§Yesterday in numbers
385.1 tonnes of CO₂. That's the single most striking number from yesterday's log — a one-day carbon footprint equal to 85 average Americans for an entire year. Across 67 closed flights, the fleet logged 50,235 miles and 111.2 hours airborne. The top mover was Elon Musk, who flew six separate legs totaling 10.7 hours — and, at 43.9 tonnes, was also the biggest single CO₂ emitter.

The destination heat-spot was Van Nuys Airport (KVNY), which drew five arrivals, including one from Peter Thiel's Gulfstream.
§The day's biggest flight
The longest flight of the day belonged to Eli Lilly's N309EL, a Gulfstream G650ER that spent 6.9 hours crossing from Carr Valley Microlight Airfield in Wisconsin to Eagle Creek Airpark in Indiana.
That's a curious routing — Carr Valley is a tiny grass strip in the Driftless Area, not a typical corporate departure point.
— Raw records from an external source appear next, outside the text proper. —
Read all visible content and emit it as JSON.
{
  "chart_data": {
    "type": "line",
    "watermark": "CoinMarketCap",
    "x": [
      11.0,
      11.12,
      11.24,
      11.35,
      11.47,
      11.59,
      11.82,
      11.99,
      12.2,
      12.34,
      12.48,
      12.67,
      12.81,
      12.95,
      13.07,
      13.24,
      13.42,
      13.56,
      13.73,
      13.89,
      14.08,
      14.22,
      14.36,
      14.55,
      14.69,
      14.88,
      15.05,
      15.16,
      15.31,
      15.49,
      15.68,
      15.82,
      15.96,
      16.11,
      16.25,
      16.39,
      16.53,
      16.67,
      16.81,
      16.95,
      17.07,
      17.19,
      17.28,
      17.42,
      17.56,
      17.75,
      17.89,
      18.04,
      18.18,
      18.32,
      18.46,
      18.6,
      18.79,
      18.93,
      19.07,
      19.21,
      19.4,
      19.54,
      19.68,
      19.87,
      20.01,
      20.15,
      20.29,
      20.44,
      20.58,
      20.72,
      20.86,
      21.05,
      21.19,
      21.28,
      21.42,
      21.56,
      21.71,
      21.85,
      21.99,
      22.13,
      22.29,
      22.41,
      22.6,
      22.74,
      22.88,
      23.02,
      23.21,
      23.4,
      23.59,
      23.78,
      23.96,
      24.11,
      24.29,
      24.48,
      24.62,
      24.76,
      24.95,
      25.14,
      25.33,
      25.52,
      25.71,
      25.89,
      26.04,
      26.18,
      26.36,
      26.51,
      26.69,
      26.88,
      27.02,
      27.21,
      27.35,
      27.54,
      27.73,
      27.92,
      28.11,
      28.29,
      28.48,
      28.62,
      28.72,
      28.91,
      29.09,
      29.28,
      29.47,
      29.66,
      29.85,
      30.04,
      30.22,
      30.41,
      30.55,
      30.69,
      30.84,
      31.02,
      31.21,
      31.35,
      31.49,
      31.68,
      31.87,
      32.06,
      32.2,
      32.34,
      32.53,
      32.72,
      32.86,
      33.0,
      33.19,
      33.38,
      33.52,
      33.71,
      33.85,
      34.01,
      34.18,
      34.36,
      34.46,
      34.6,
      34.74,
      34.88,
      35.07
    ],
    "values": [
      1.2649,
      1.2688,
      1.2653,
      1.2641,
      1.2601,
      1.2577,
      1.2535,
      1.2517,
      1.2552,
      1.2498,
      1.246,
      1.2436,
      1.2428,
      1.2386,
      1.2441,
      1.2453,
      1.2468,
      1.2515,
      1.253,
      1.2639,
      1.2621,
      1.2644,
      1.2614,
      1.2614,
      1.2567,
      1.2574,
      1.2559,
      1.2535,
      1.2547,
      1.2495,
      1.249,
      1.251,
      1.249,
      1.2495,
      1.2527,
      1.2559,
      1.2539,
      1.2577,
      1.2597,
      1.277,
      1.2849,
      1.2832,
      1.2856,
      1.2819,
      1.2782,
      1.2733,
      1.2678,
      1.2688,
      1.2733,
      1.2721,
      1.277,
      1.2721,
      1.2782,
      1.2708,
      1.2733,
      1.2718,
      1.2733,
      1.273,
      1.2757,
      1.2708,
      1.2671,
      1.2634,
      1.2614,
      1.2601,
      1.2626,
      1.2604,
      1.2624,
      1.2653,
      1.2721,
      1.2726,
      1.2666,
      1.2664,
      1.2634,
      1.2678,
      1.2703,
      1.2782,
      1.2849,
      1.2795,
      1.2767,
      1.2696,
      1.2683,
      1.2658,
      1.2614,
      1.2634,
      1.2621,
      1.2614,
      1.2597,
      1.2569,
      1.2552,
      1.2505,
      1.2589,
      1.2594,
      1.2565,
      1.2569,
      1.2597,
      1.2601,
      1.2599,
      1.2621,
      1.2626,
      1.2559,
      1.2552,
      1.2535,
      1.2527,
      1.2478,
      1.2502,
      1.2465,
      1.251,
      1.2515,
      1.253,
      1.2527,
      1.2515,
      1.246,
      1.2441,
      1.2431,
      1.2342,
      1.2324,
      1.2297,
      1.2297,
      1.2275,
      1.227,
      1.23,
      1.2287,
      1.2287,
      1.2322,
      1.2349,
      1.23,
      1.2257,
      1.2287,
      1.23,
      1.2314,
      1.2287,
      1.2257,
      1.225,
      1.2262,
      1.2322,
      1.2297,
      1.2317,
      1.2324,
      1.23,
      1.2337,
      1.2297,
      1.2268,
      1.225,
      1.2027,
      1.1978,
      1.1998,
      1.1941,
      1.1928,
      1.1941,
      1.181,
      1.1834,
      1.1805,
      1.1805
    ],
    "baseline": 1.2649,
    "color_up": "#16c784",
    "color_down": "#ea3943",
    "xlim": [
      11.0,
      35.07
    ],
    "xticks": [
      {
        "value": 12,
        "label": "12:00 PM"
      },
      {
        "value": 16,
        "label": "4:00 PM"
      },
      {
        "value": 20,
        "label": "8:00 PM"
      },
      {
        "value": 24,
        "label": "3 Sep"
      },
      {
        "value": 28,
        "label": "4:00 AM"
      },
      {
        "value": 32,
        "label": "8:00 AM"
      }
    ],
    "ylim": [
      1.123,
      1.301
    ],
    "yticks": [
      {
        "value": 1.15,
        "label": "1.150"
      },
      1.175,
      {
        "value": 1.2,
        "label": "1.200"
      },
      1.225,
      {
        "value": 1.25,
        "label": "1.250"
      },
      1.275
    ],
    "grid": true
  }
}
The flight likely originated from a private retreat or a supplier visit; Eli Lilly has been expanding its gene-therapy manufacturing capacity in the Midwest, and Carr Valley sits near the company's Madison-area research partners. The 6.9-hour block time suggests a holding pattern or a fuel stop, given the direct distance is under 300 miles. Whatever the reason, it was the day's most editorially loaded leg: a pharma giant's Gulfstream making an unscheduled stop at a microlight field.
§Who else moved
Aflac's N280AF logged a 6.6-hour hop from Covington Municipal Airport in Georgia to Columbus Airport in Ohio — a route that mirrors the insurance giant's annual leadership summit, which per Bloomberg this week is convening in Columbus to discuss expansion into employer-sponsored cancer coverage.
Meanwhile, IBM's N780RW flew from Danbury Municipal Airport to London Stansted in exactly 6.0 hours, a transatlantic dash that likely carried executives to the company's annual Think conference, which opened Tuesday in London.
And Neymar's PR-SMK, a Dassault Falcon 7X, departed from an undisclosed location and landed at Timberlachen Seaplane Base in Florida — a 4.7-hour flight that suggests the Brazilian footballer is either scouting property in the Sunshine State or making a discreet visit ahead of the upcoming MLS season.
§The desk's eye on today
Today's airspace is already tightening. The U.S. military reimposed its blockade on Iranian ports early Wednesday, per AP News, after Tehran's attacks on ships in the Strait of Hormuz escalated. The move effectively closes Iranian airspace to most civilian overflights, which will reroute Gulfstreams and Globals on the Dubai-London corridor. Separately, the Fontainebleau forest fire — started by a volunteer firefighter who confessed on July 14, per the Straits Times — continues to burn near Paris, with 1,900 hectares scorched and the A6 highway closed. That means any private jet heading to Le Bourget or Toussus-le-Noble today should expect delays and possible diversions. One tracked owner to watch: Elon Musk, who has a SpaceX launch window this evening from Cape Canaveral; his Gulfstreams are already pre-flighting at Van Nuys.
§On the wire
MGM Resorts' N781MM is currently airborne, having departed Sanford Seaplane Base at 08:12 local and heading west — likely returning to Harry Reid International in Las Vegas after a 4.1-hour round trip yesterday.
The desk expects at least one more Caesars or Wynn movement before sundown, as the summer convention calendar heats up.